Answer:
Explanation:
To solve the inequality -2(x + 6) < 3(x + 1), let's go step by step:
1. Start by applying the distributive property to both sides of the inequality:
-2(x + 6) < 3(x + 1)
-2x - 12 < 3x + 3
Justification: We distribute -2 to both x and 6 on the left side, and 3 to both x and 1 on the right side.
2. Next, combine like terms on both sides of the inequality:
-2x - 12 < 3x + 3
Justification: We group the x terms and the constant terms separately on each side of the inequality.
3. To isolate the variable, let's get rid of the 3x term on the right side by subtracting 3x from both sides:
-2x - 12 - 3x < 3x + 3 - 3x
-5x - 12 < 3
Justification: We subtract 3x from both sides to eliminate the 3x term on the right side.
4. Now, let's isolate the x term by adding 12 to both sides of the inequality:
-5x - 12 + 12 < 3 + 12
-5x < 15
Justification: We add 12 to both sides to eliminate the constant term -12 on the left side.

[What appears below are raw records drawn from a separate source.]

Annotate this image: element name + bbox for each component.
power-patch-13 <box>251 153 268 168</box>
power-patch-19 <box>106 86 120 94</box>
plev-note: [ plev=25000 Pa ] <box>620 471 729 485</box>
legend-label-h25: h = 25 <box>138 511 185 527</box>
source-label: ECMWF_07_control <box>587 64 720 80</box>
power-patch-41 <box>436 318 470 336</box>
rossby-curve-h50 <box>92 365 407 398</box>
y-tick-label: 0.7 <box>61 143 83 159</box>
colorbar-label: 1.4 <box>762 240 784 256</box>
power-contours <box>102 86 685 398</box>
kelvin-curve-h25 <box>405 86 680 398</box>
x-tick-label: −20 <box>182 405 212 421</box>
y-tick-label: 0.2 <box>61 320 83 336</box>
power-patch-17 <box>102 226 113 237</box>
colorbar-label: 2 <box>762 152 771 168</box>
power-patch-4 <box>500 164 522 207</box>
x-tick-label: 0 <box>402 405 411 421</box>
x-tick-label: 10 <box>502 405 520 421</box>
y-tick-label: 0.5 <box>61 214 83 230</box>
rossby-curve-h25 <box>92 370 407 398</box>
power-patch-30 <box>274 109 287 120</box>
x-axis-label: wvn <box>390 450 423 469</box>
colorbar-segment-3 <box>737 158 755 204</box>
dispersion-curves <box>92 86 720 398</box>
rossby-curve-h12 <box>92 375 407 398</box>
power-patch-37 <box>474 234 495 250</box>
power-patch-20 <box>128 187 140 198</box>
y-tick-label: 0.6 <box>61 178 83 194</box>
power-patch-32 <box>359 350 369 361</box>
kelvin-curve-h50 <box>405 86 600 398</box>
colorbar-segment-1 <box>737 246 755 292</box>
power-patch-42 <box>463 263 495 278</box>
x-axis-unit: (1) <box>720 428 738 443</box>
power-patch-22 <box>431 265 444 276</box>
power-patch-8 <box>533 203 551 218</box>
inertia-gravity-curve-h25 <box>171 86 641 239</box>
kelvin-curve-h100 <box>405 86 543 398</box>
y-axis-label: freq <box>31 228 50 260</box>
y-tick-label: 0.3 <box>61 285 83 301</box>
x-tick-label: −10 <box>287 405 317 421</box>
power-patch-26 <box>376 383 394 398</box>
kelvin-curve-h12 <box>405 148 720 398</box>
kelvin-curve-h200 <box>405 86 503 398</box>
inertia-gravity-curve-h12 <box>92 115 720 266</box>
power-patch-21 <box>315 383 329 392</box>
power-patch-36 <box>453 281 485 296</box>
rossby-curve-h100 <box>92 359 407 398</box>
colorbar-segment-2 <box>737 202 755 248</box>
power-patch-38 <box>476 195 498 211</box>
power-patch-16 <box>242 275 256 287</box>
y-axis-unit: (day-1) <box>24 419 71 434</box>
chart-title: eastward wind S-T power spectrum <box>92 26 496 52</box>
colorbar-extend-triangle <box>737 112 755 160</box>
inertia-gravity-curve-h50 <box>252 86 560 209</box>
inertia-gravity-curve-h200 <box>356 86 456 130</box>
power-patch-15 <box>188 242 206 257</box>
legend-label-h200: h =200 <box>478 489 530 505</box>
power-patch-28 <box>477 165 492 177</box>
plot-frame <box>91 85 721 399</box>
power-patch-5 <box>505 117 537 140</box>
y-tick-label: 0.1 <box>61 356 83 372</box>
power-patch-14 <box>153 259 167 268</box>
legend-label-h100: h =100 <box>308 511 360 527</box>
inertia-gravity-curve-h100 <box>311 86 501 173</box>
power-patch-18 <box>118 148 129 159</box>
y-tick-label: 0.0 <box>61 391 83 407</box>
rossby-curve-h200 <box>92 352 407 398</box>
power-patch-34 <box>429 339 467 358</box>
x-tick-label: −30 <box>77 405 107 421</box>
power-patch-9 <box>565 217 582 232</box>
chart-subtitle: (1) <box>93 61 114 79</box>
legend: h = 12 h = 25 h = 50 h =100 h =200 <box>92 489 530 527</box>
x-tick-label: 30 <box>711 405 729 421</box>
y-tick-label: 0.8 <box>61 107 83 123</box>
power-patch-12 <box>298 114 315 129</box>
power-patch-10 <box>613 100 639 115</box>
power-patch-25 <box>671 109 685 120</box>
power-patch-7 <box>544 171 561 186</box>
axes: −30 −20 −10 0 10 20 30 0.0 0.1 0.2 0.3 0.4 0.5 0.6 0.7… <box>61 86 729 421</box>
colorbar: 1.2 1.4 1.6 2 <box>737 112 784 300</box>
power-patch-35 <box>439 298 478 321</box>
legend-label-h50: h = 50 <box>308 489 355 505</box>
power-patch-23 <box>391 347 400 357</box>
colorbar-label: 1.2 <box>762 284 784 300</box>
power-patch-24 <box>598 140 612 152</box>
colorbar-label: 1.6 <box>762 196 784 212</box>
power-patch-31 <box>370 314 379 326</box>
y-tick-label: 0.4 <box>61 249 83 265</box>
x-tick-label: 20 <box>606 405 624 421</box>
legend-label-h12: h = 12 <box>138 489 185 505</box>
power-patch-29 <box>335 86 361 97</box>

5. Finally, to solve for x, we divide both sides of the inequality by -5. Remember that when dividing by a negative number, we need to reverse the inequality symbol:
(-5x) / -5 > 15 / -5
x > -3
Justification: We divide both sides of the inequality by -5 to isolate the x term.
Therefore, the correct justification for each step is as follows:
1. Distributive Property
2. Combine Like Terms
3. Addition Property of Order
4. Addition Property of Order
5. Division Property of Order
I hope this clarifies the steps taken to solve the inequality. If you have any further questions, feel free to ask!